Neri, in 2019, declared that within three years, HPE would be offering its entire portfolio as a service through the GreenLake platform, which has expanded significantly over the past several years. During the briefing, Neri and Rahim focused on GreenLake as the base for building out a layered AI-driven architecture at a massive scale and what the HPE CEO called the most complete networking portfolio.

“What we’re doing today with this proposed acquisition is to create a new core,” he said. “The core is the network fabric by which we deliver hybrid cloud and AI-native services with the rest of the portfolio we have. We deliver all this unified experience to the same platform called HPE Greenlake, which is a true edge-to-cloud platform. … The core business inside GreenLake – by which we deliver the entire set of services, whether it’s cloud-native or AI-native – is networking.”

The Juniper deal will give HPE the ability to deliver a better experience to users, which is important given that the most difficult part of the architecture is the network, Neri said, adding, “That’s why we believe this changes dramatically who we are and it will increase our relevancy with customers and partners to ways we couldn’t imagine before.”

There’s More to the Deal

Beyond AI, acquiring Juniper will enable HPE to play a greater role in a networking space that has long been dominated by Cisco. According to reports, Neri told HPE employees in a letter that the deal would enable his company to essentially double the size of its networking business and expand significantly in such areas as the enterprise, service providers, cloud environments and – again – AI.
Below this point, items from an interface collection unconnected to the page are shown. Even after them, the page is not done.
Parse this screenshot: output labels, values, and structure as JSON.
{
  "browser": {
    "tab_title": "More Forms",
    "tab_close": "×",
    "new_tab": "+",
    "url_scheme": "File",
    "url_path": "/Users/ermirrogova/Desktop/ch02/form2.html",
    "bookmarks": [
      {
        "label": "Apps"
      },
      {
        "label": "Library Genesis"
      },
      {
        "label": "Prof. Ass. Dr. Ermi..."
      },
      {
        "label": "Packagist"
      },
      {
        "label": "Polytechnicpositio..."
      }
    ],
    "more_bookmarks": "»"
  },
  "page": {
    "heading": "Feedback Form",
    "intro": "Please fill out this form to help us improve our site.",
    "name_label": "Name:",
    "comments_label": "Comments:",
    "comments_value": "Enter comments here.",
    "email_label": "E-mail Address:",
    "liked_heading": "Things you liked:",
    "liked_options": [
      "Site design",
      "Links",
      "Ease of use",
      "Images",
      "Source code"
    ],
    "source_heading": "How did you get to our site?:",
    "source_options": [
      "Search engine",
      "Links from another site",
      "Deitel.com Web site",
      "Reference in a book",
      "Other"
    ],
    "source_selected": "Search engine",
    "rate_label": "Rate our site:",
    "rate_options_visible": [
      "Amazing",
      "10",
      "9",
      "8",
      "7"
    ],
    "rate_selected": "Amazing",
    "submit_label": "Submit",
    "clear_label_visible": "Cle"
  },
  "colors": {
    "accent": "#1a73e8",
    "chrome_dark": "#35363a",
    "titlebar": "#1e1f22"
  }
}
HPE has been growing its networking business for a number of years, in large part through acquisitions, including such companies as ConteXtream and Plexxi. It also acquired the high-performance Slingshot interconnect through its 2019 acquisition of supercomputer maker Cray. In the data center, its most significant purchases were Aruba Networks in 2015 – which has become the core of its networking business – and Silver Peak five years later to bolster its software-defined networking (SDN) chops.

That said, HPE’s networking revenue is about $3.7 billion – a fraction of Cisco’s $24.1 billion – according to Zeus Kerravala, principal analyst with ZK Research. Bringing Juniper – and its 11,0000 employees – into the fold will bolster that to about $5.8 billion, making HPE the number-three vendor in terms of revenue. Still a long way off from Cisco, but HPE would become a stronger rival with more capabilities.

Moor’s Townsend and Moorhead wrote that while there are significant benefits in the merger, there also is a large amount of product overlap that will need to be addressed.

“Serious roadmap rationalization will need to occur, and without a doubt, some solutions will be sunsetted,” they wrote. “There will also likely be a reduction in force as enterprise and service provider networking product teams and internal channel sales and marketing personnel are blended.”